Frage von majorlazzer, 30

Was sollte ich tun, wenn ich es hasse, mich in geschlossenen Räumen aufzuhalten?

Ich hasse es, wenn ich in einem komplett geschlossenen Raum sitze, kaum ist aber ein Fenster gekippt, die Tür offen oder der Raum größer, habe ich dieses Problem nicht mehr.
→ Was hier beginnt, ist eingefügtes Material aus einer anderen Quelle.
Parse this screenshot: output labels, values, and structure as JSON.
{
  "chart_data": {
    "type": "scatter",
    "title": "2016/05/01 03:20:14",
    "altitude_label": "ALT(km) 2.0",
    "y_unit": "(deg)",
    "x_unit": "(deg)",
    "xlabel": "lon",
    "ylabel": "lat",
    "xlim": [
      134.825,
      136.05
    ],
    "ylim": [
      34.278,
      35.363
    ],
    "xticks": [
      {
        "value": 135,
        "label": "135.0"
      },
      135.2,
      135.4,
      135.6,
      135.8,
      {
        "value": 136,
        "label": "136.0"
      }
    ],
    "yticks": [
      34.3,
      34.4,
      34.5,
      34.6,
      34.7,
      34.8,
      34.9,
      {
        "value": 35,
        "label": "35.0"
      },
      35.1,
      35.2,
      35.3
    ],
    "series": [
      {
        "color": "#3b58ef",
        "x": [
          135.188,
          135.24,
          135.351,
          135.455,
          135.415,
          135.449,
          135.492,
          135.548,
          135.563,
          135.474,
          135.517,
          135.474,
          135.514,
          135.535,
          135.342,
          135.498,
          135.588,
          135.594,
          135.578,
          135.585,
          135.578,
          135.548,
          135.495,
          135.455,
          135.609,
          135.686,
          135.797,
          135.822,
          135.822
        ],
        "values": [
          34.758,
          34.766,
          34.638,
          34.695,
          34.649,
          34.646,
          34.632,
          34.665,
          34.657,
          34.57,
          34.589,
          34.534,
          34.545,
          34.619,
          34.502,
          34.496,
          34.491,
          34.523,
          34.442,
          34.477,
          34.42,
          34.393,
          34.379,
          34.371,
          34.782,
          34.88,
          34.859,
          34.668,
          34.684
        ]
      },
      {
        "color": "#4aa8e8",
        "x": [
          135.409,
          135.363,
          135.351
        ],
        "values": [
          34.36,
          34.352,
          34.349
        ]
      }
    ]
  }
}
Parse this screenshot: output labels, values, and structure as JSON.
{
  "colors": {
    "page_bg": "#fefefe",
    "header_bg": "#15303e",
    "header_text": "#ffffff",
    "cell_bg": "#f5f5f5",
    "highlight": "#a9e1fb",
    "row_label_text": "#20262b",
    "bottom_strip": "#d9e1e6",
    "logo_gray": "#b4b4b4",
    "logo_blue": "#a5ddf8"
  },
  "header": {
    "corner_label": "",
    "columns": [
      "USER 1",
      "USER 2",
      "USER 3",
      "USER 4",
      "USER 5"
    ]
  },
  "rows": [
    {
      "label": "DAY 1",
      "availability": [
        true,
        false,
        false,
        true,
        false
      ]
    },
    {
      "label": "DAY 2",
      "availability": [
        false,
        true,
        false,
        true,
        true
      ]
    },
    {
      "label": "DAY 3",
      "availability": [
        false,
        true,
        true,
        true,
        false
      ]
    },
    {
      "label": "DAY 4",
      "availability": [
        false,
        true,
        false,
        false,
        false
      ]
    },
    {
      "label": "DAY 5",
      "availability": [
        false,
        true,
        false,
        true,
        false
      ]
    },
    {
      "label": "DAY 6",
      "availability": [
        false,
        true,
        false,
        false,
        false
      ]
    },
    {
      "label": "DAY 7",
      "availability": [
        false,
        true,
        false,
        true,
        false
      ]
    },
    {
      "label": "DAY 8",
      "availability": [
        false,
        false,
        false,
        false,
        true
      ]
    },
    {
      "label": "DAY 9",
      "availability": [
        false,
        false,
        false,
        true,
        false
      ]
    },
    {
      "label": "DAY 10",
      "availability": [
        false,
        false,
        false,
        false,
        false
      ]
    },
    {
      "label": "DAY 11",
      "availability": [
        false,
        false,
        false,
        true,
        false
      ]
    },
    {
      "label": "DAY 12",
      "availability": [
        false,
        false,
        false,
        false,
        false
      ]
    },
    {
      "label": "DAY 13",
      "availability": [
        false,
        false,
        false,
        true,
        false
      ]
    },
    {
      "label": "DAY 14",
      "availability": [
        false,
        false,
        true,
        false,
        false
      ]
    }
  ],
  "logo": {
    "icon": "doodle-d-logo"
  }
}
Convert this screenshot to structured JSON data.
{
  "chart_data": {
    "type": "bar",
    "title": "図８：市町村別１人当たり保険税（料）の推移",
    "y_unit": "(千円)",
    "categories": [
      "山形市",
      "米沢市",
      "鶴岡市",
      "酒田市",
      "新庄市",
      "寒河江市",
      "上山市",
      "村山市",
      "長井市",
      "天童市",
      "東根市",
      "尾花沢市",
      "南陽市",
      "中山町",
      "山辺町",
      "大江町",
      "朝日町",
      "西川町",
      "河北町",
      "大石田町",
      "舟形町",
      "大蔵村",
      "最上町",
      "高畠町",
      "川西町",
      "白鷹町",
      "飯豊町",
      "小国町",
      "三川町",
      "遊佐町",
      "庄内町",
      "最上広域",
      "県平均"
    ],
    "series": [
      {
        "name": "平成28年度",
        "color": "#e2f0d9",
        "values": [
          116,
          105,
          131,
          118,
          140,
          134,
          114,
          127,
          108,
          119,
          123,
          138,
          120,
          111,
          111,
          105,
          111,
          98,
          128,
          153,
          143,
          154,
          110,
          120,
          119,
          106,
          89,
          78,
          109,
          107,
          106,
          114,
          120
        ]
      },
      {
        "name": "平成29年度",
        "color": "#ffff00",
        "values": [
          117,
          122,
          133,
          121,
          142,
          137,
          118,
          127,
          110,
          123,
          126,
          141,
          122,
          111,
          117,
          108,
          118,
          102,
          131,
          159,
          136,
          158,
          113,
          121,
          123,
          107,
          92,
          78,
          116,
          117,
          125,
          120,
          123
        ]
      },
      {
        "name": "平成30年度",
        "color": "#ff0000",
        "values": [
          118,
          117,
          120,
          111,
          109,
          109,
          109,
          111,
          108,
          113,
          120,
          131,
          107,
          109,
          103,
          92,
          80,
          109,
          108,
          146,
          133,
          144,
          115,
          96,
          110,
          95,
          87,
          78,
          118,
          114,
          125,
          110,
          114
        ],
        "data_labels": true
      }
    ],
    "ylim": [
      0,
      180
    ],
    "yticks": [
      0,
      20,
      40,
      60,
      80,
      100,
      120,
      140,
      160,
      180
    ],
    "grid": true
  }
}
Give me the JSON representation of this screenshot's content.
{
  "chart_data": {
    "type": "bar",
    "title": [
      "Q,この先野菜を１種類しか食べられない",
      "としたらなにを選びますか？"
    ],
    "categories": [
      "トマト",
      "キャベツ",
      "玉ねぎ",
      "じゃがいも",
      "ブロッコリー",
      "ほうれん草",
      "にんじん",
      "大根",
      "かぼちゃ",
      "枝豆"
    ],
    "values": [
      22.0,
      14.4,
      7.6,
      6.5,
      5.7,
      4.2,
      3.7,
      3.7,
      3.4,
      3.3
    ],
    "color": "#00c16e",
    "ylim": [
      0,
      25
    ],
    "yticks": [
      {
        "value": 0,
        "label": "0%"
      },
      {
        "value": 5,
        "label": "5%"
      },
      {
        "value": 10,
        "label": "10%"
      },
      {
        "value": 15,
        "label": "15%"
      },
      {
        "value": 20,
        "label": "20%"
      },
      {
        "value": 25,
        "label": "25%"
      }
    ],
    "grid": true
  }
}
Was kann das sein und wie gehe ich am besten damit um?

Hilfreichste Antwort - ausgezeichnet vom Fragesteller
von voayager, 29

Deine Klaustrophobie kriegste oft selbst wieder los, indem du dosiert dagegen vorgehst. Das Fenster wird nur eine Ritze breit zunächst beigezogen. Dann in der nächsten Nacht 1-2 cm weit zugezogen usw., bis zuletzt es völlig geschlossen werden kann.

Kommentar von voayager ,

danke für den Stern

Antwort
von Sonja66, 13

Denke, dass du in solchen Situationen die dir bewusst werdende Ausweglosigkeit nicht magst.
Hm, aber man kommt im Leben wirklich nicht immer aus, nicht jeder Herausforderung aus, nicht jedem Schicksal aus. Manches geschieht, ob man nun will oder nicht. Denke, dir passt das so gar nicht, wenn du, dir unangenehmen Herausforderungen, nicht entkommen kannst.

Dann könnte es vielleicht helfen, wenn du dir Zeit nimmst, um all die Vorteile und Vorzüge von all den bisher unangenehmen Situationen, denen du auskommen wolltest, bewusst machst. Suche konkret nach den Vorteilen davon.

Selten ein Schaden ohne Nutzen

Im Leben gibt es Engpässe, auch Einschränkungen, die haben wirklich auch ihre Vorteile. Lenke deine Aufmerksamkeit auf diese!

Antwort
von lindgren, 30

Mir geht es da genauso. Die Türen müssen offen bleiben (wenigstens einen Spalt) in der Wohnung. Ich kriege auch Beklemmungen, steige in keinen Aufzug. Nennt sich Klaustrophobie. Meine ist nie behandelt worden, wozu denn auch. Ich lebe ganz gut damit.